2024-09-01 19:20:53; Aktualizacja: 21 minut temu
Manchester United pozyskał go za 50 milionów euro i zaprezentował w cieniu klęski [WIDEO] Fot. Fabrizio Romano [Twitter]
Paweł Hanejko
Paweł Hanejko Źródło: Transfery.info

Manchester Untied przegrał tzw. Bitwę o Anglię. Liverpool nie pozostawił na Old Trafford żadnych złudzeń co do tego, kto na początku sezonu dysponuje lepszą dyspozycją. Rezultat 3-0 mówi sam za siebie. W cieniu boiskowych wydarzeń zaprezentowano w Teatrze Marzeń pozyskanego latem z PSG Manuela Ugarte.

Manchester United do samego końca letniego okna transferowego pracował nad wzmocnieniami.
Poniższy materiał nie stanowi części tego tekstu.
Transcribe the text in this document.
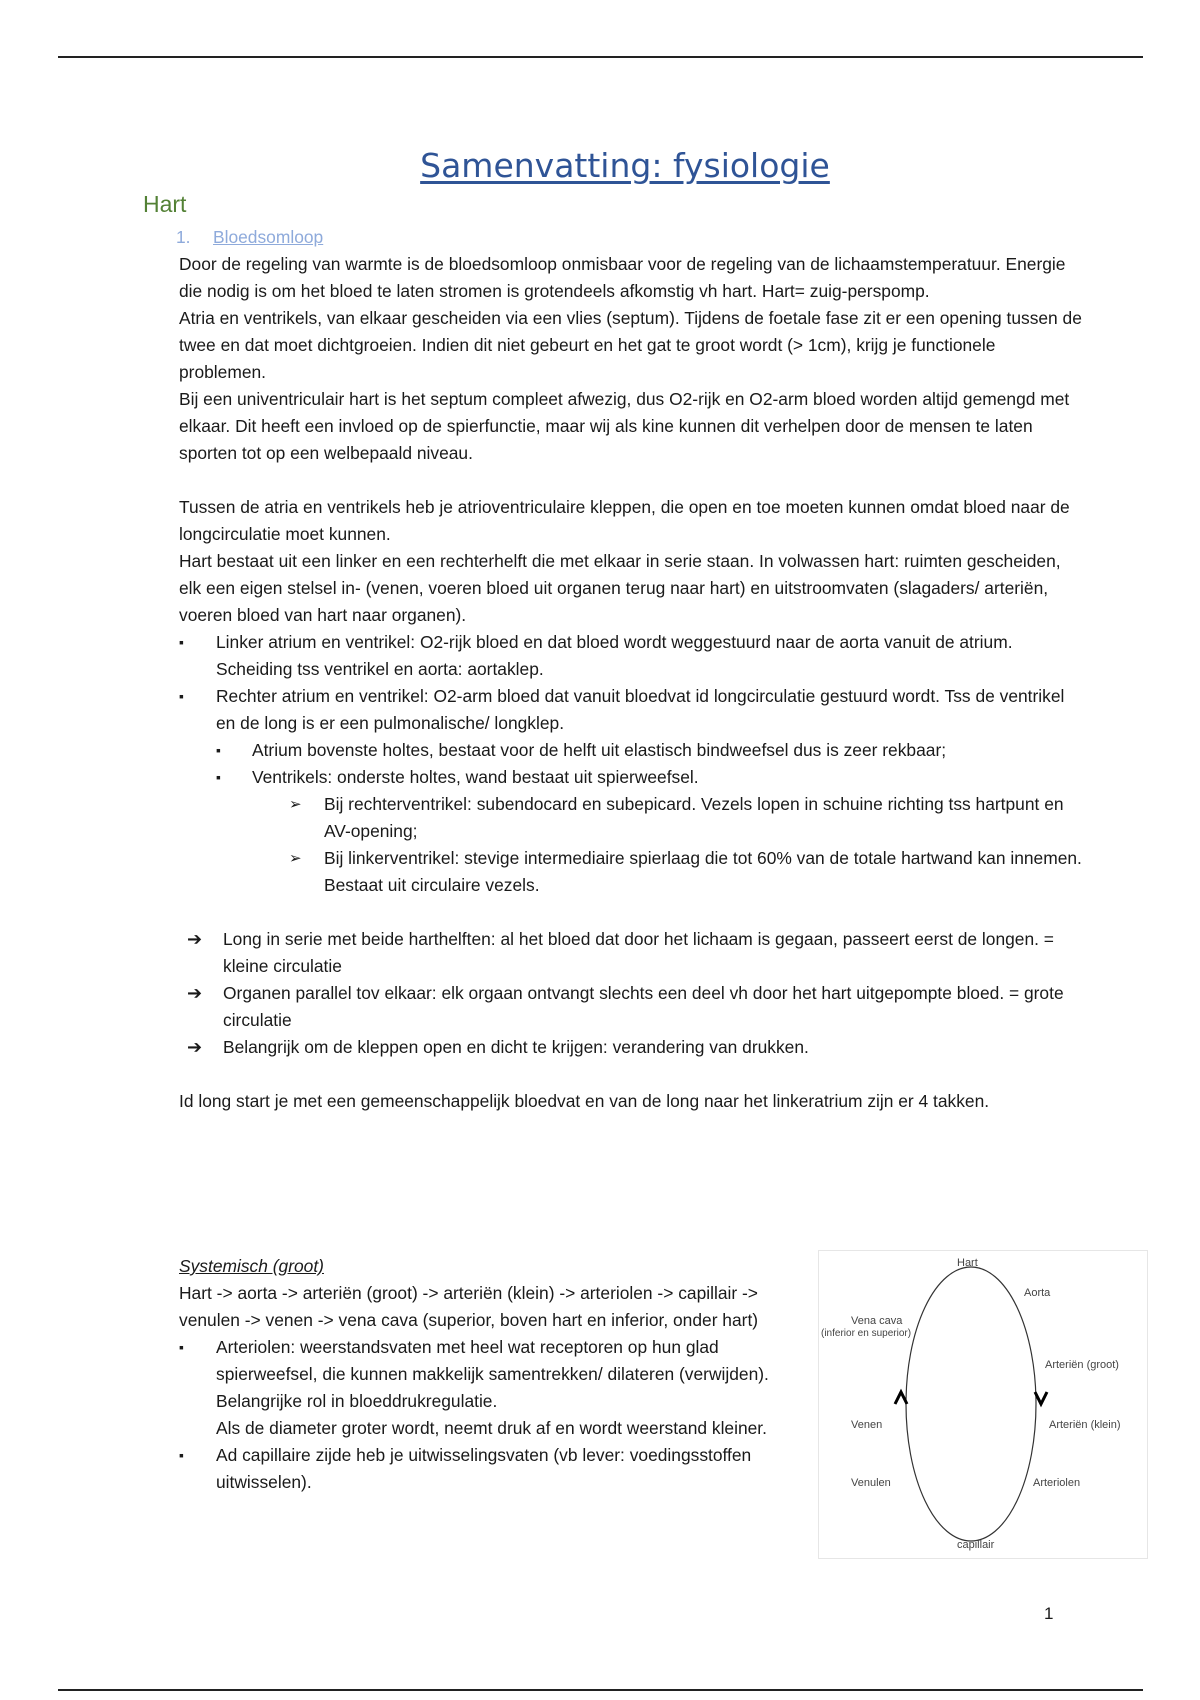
Samenvatting: fysiologie
Hart
1. Bloedsomloop

Door de regeling van warmte is de bloedsomloop onmisbaar voor de regeling van de lichaamstemperatuur. Energie die nodig is om het bloed te laten stromen is grotendeels afkomstig vh hart. Hart= zuig-perspomp.

Atria en ventrikels, van elkaar gescheiden via een vlies (septum). Tijdens de foetale fase zit er een opening tussen de twee en dat moet dichtgroeien. Indien dit niet gebeurt en het gat te groot wordt (> 1cm), krijg je functionele problemen.

Bij een univentriculair hart is het septum compleet afwezig, dus O2-rijk en O2-arm bloed worden altijd gemengd met elkaar. Dit heeft een invloed op de spierfunctie, maar wij als kine kunnen dit verhelpen door de mensen te laten sporten tot op een welbepaald niveau.

Tussen de atria en ventrikels heb je atrioventriculaire kleppen, die open en toe moeten kunnen omdat bloed naar de longcirculatie moet kunnen.

Hart bestaat uit een linker en een rechterhelft die met elkaar in serie staan. In volwassen hart: ruimten gescheiden, elk een eigen stelsel in- (venen, voeren bloed uit organen terug naar hart) en uitstroomvaten (slagaders/ arteriën, voeren bloed van hart naar organen).

▪ Linker atrium en ventrikel: O2-rijk bloed en dat bloed wordt weggestuurd naar de aorta vanuit de atrium. Scheiding tss ventrikel en aorta: aortaklep.
▪ Rechter atrium en ventrikel: O2-arm bloed dat vanuit bloedvat id longcirculatie gestuurd wordt. Tss de ventrikel en de long is er een pulmonalische/ longklep.
▪ Atrium bovenste holtes, bestaat voor de helft uit elastisch bindweefsel dus is zeer rekbaar;
▪ Ventrikels: onderste holtes, wand bestaat uit spierweefsel.
➢ Bij rechterventrikel: subendocard en subepicard. Vezels lopen in schuine richting tss hartpunt en AV-opening;
➢ Bij linkerventrikel: stevige intermediaire spierlaag die tot 60% van de totale hartwand kan innemen. Bestaat uit circulaire vezels.
➔ Long in serie met beide harthelften: al het bloed dat door het lichaam is gegaan, passeert eerst de longen. = kleine circulatie
➔ Organen parallel tov elkaar: elk orgaan ontvangt slechts een deel vh door het hart uitgepompte bloed. = grote circulatie
➔ Belangrijk om de kleppen open en dicht te krijgen: verandering van drukken.

Id long start je met een gemeenschappelijk bloedvat en van de long naar het linkeratrium zijn er 4 takken.

Systemisch (groot)

Hart -> aorta -> arteriën (groot) -> arteriën (klein) -> arteriolen -> capillair -> venulen -> venen -> vena cava (superior, boven hart en inferior, onder hart)

▪ Arteriolen: weerstandsvaten met heel wat receptoren op hun glad spierweefsel, die kunnen makkelijk samentrekken/ dilateren (verwijden). Belangrijke rol in bloeddrukregulatie.
Als de diameter groter wordt, neemt druk af en wordt weerstand kleiner.
▪ Ad capillaire zijde heb je uitwisselingsvaten (vb lever: voedingsstoffen uitwisselen).
Hart
Aorta
Vena cava
(inferior en superior)
Arteriën (groot)
Venen	Arteriën (klein)
Venulen	Arteriolen
capillair
1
Jeśli ktoś nie był pewny, po co Erikowi ten Hagowi następni piłkarze, to niedzielne starcie z Liverpoolem dało jednoznaczną odpowiedź na to pytanie.

Piłkarze Arne Slota przyjechali na Old Trafford z jednym celem - zwycięstwo i od samego początku robili wszystko, by jak najszybciej zamknąć kwestię trzech punktów. Gola już w 7. minucie strzelił Trent Alexander-Arnold, ale ten został nieuznany. VAR dopatrzył się spalonego.

Dla „Czerwonych Diabłów” wydawało się było to wystarczające ostrzeżenie. Tego dnia jednak nie mieli nawet cienia szans, by nawiązać walkę ze świetnie dysponowanymi piłkarzami Arne Slota. Jeszcze przed przerwą dublet ustrzelił Luis Díaz. Dla Kolumbijczyka, którego latem łączono między innymi z FC Barceloną, były to odpowiednio drugie i trzecie trafienie w tym sezonie Premier League.

Po zmianie stron dzieło zniszczenia dopełnił jego kolega, Mohamed Salah. Dzięki temu „The Reds” wygrywają 3-0 i w tym momencie wspólnie z Manchesterem City przewodzą ligowej tabeli. Obie ekipy zgromadziły na swoich kontach po dziewięć punktów, natomiast drużyna Guardioli może pochwalić się lepszym bilansem bramkowym.

W tle tego kiepskiego występu gospodarzy zaprezentowany został nowy nabytek, Manuel Ugarte. Urugwajczyk, za którego zapłacono PSG 50 milionów euro, będzie pomocą dopiero po przerwie reprezentacyjnej. Teraz nie ma wątpliwości, że ten ruch był niezwykle potrzebny. Tym bardziej po tym, jak zaprezentował się tego dnia Casemiro. Kibice „Czerwonych Diabłów” nie zostawili na Brazylijczyku suchej nitki.